Au cours de l’automne, un officier de la patrouille des Rangers canadiens de Yellowknife est venu rencontrer le maire et le conseil municipal de Hay River pour proposer un projet de mise sur pied d’une patrouille de Rangers dans cette ville. Cette première visite a été suivie, le 26 novembre dernier, d’une permanence d’une demi-journée de deux sous-officiers pour présenter un diaporama et des outils de promotion pour recruter des volontaires.

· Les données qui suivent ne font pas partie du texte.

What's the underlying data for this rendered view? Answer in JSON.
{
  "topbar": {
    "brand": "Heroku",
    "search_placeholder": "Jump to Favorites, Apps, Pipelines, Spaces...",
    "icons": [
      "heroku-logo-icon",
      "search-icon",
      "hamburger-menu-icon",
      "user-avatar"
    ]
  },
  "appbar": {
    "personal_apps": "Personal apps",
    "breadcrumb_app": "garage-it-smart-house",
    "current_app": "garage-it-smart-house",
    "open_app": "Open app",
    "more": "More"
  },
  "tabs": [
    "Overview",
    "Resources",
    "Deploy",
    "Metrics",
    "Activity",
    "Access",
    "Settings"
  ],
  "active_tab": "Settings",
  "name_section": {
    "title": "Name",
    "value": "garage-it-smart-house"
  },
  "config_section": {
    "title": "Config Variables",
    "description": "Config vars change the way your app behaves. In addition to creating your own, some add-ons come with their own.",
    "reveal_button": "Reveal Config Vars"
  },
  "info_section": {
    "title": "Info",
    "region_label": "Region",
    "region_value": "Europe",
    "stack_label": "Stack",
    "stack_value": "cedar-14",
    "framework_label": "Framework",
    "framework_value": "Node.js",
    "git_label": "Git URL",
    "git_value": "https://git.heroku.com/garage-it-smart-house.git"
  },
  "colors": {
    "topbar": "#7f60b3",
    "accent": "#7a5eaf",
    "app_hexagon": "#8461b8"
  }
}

« Nous sommes ici pour parler des Rangers, de leurs missions, de leurs programmes et des étapes à suivre pour s’engager », explique l’adjudant-chef Wayne Baldwin. Il nous faut un minimum de 15 personnes et un maximum de 35, ce nombre étant la taille d’une patrouille complète. » L’accent est mis sur le fait que la période principale d’entraînement dans une année représente dix journées complètes, tous frais payés, avec la possibilité de vivre des expériences de terrain absolument uniques dans le Grand Nord. Ainsi que le souligne l’adjudant Floyd Powder, « les Rangers de Hay River pourront rejoindre des expéditions à travers les trois territoires nordiques et participer à des échanges interculturels, ceux de Hay River pourraient échanger leur place avec des Rangers d’une collectivité inuite par exemple. »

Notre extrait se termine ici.